For these users, dating models predicated on the notion of connecting a prospective couple with an aim towards quickly fostering a real-life, in-person rendezvous will completely miss the mark. In many parts of Africa, finding someone who not only shares your language and religious beliefs but also has a common tribal affiliation is paramount.
Against this backdrop, dating apps that originate in specific emerging markets and hire local country managers are likely to have a better understanding of local practices and the ability to translate these norms into a better app experience.
“The fact that Bumble, Tinder and other U.S.-born businesses that call themselves ‘dating apps’ in societies where the mere concept of dating—at least by Western standards—is completely different, exposes their Achilles’ heel. This type of one-size-fits-all approach will not work in the rich mosaic of cultures you find spread across much of Africa and Asia.

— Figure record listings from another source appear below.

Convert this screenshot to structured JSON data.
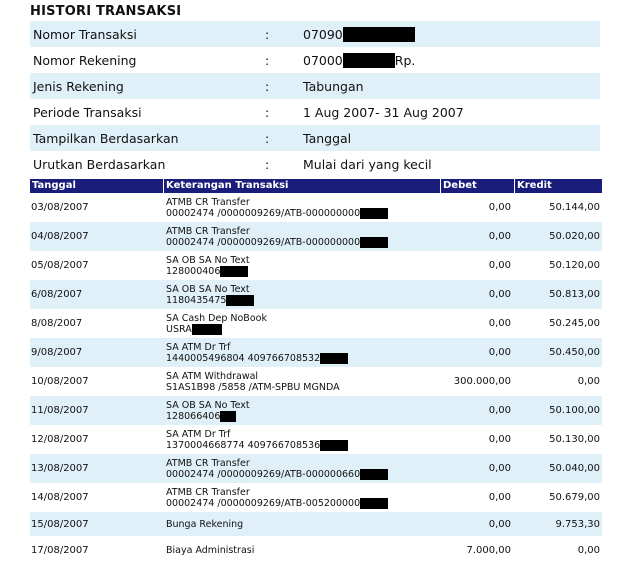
{
  "title": "HISTORI TRANSAKSI",
  "info": [
    {
      "label": "Nomor Transaksi",
      "sep": ":",
      "value": "07090",
      "suffix": ""
    },
    {
      "label": "Nomor Rekening",
      "sep": ":",
      "value": "07000",
      "suffix": "Rp."
    },
    {
      "label": "Jenis Rekening",
      "sep": ":",
      "value": "Tabungan",
      "suffix": ""
    },
    {
      "label": "Periode Transaksi",
      "sep": ":",
      "value": "1 Aug 2007- 31 Aug 2007",
      "suffix": ""
    },
    {
      "label": "Tampilkan Berdasarkan",
      "sep": ":",
      "value": "Tanggal",
      "suffix": ""
    },
    {
      "label": "Urutkan Berdasarkan",
      "sep": ":",
      "value": "Mulai dari yang kecil",
      "suffix": ""
    }
  ],
  "table": {
    "headers": [
      "Tanggal",
      "Keterangan Transaksi",
      "Debet",
      "Kredit"
    ],
    "rows": [
      {
        "date": "03/08/2007",
        "desc1": "ATMB CR Transfer",
        "desc2": "00002474 /0000009269/ATB-000000000",
        "debet": "0,00",
        "kredit": "50.144,00"
      },
      {
        "date": "04/08/2007",
        "desc1": "ATMB CR Transfer",
        "desc2": "00002474 /0000009269/ATB-000000000",
        "debet": "0,00",
        "kredit": "50.020,00"
      },
      {
        "date": "05/08/2007",
        "desc1": "SA OB SA No Text",
        "desc2": "128000406",
        "debet": "0,00",
        "kredit": "50.120,00"
      },
      {
        "date": "6/08/2007",
        "desc1": "SA OB SA No Text",
        "desc2": "1180435475",
        "debet": "0,00",
        "kredit": "50.813,00"
      },
      {
        "date": "8/08/2007",
        "desc1": "SA Cash Dep NoBook",
        "desc2": "USRA",
        "debet": "0,00",
        "kredit": "50.245,00"
      },
      {
        "date": "9/08/2007",
        "desc1": "SA ATM Dr Trf",
        "desc2": "1440005496804 409766708532",
        "debet": "0,00",
        "kredit": "50.450,00"
      },
      {
        "date": "10/08/2007",
        "desc1": "SA ATM Withdrawal",
        "desc2": "S1AS1B98 /5858 /ATM-SPBU MGNDA",
        "debet": "300.000,00",
        "kredit": "0,00"
      },
      {
        "date": "11/08/2007",
        "desc1": "SA OB SA No Text",
        "desc2": "128066406",
        "debet": "0,00",
        "kredit": "50.100,00"
      },
      {
        "date": "12/08/2007",
        "desc1": "SA ATM Dr Trf",
        "desc2": "1370004668774 409766708536",
        "debet": "0,00",
        "kredit": "50.130,00"
      },
      {
        "date": "13/08/2007",
        "desc1": "ATMB CR Transfer",
        "desc2": "00002474 /0000009269/ATB-000000660",
        "debet": "0,00",
        "kredit": "50.040,00"
      },
      {
        "date": "14/08/2007",
        "desc1": "ATMB CR Transfer",
        "desc2": "00002474 /0000009269/ATB-005200000",
        "debet": "0,00",
        "kredit": "50.679,00"
      },
      {
        "date": "15/08/2007",
        "desc1": "Bunga Rekening",
        "desc2": "",
        "debet": "0,00",
        "kredit": "9.753,30"
      },
      {
        "date": "17/08/2007",
        "desc1": "Biaya Administrasi",
        "desc2": "",
        "debet": "7.000,00",
        "kredit": "0,00"
      }
    ]
  }
}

Local market dynamics do not lend themselves to a global ‘winner takes all’ phenomenon in the online dating corner of the social media landscape,” observed Ethan Bearman, an analyst for Fox Business News who closely follows global social media trends.
“More likely what we are going to have is a series of dominant mainstream apps that do quite well in Western cultures—Europe, Australia, North America and perhaps Latin America—and then a few significant players that really understand the tremendous nuances involved in how the courting process works in the rest of the world that is, generally speaking, far more conservative in its approach to dating, sex and marriage.”
“Global online dating will almost certainly not be dominated worldwide by one or two U.S.-based companies,’’ emphasised Bearman. “I expect to see companies like Lamour give Tinder and Bumble a real run for their money in developing markets across the Middle East, Asia and large swathes of Africa.”
Lamour: The Tinder of the east
Lamour is the brainchild of Asia Innovation Group (AIG), a Hong Kong-based holding company that also owns Uplive, a popular live streaming social network that competes—or in many cases, replaces—Twitch, Facebook and YouTube across Asia and other parts of the world.
It’s a business model that lives and breathes localisation. “Few Asia-based companies have successfully introduced new services to so many countries around the world. AIG uniquely attracts the best international talent and empowers them to develop and deliver engaging social offerings at a time when the world is so lacking in human connection,” commented Jason Zhao, a partner at Kleiner Perkins Caufield & Byers China, which has been a major backer of AIG.